I attribute my success as a content writer to all of those creative writing, poetry, and history courses at The New School. I recently visited the school to see a professor I had worked with as her research assistant. She invited me to her class (18th-century feminist poetry- how can a girl refuse?) She asked me to introduce myself to her class. As I gazed at the small group, I couldn’t help but think what babies they all were, blinking back at me with big eyes. I tried my best to explain how studying elegiac poetry or taking a semester-long course on Madame Bovary can lead to a sweet freelancing gig with the likes of Vimeo Israel, ironSource, and other incredible tech and start-up companies.

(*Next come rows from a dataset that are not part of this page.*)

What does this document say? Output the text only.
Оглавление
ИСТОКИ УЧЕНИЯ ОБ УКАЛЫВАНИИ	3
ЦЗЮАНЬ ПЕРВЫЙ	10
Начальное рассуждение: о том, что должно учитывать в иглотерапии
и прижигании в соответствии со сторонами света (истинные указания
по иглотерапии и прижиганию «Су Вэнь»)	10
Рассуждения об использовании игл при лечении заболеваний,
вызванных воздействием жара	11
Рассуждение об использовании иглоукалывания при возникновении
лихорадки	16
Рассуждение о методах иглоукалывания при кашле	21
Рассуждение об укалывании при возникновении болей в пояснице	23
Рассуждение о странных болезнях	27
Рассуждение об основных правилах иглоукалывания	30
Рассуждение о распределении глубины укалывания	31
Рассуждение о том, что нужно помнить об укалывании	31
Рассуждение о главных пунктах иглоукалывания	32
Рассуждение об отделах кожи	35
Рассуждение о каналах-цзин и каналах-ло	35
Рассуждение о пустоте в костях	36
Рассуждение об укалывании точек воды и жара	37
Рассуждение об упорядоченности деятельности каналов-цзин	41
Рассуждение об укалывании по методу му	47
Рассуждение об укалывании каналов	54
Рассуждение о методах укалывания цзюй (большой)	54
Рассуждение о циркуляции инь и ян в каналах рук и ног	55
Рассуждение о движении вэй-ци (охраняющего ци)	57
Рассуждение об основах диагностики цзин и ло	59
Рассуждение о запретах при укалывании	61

My path in life has required I take some pretty blind leaps. B”H I landed in a warm, loving, and fulfilling environment. I married my sabra husband a year and a half ago in an organic farm in the hills of Jerusalem. Most rabbis won’t let a convert’s biological parents walk them to the chuppah so we compromised- my parents walked me halfway then that Brooklyn boss I told you about along with his wife (yes! they flew in) walked with me the rest of the way. My family came from Texas, including my Episcopalian priest sister and brother-in-law (yes, both priests), danced with great joy with us that day.
My business continues to grow, and I get to work with innovators and movers in fields from video technology to revolutionaries in health tech. Recently, I worked with a scientist who has some mind-blowing innovations in the medical cannabis space. I have the privilege of taking the blood, sweat, and tears of Israelis and communicating their product, services, or otherwise to the world. The startup ecosystem in Israel demands authenticity, determination, and hard work. The companies that make it are grounded firmly in their belief in their products and, importantly, themselves.
To sum it up
This is a post of gratitude, of trusting your gut, of instinct, of listening to what the universe is telling you, and, perhaps most of all, understanding that the path to success (however you may measure it) is not always obvious or easy. But!— it is littered with incredible people if you’ll open your eyes and hearts to them.
May we all find fulfilling and meaningful parnasa, friendship and support this new year. May we trust our gut because in the end, it’s the only way to end up in places you only ever dreamed of.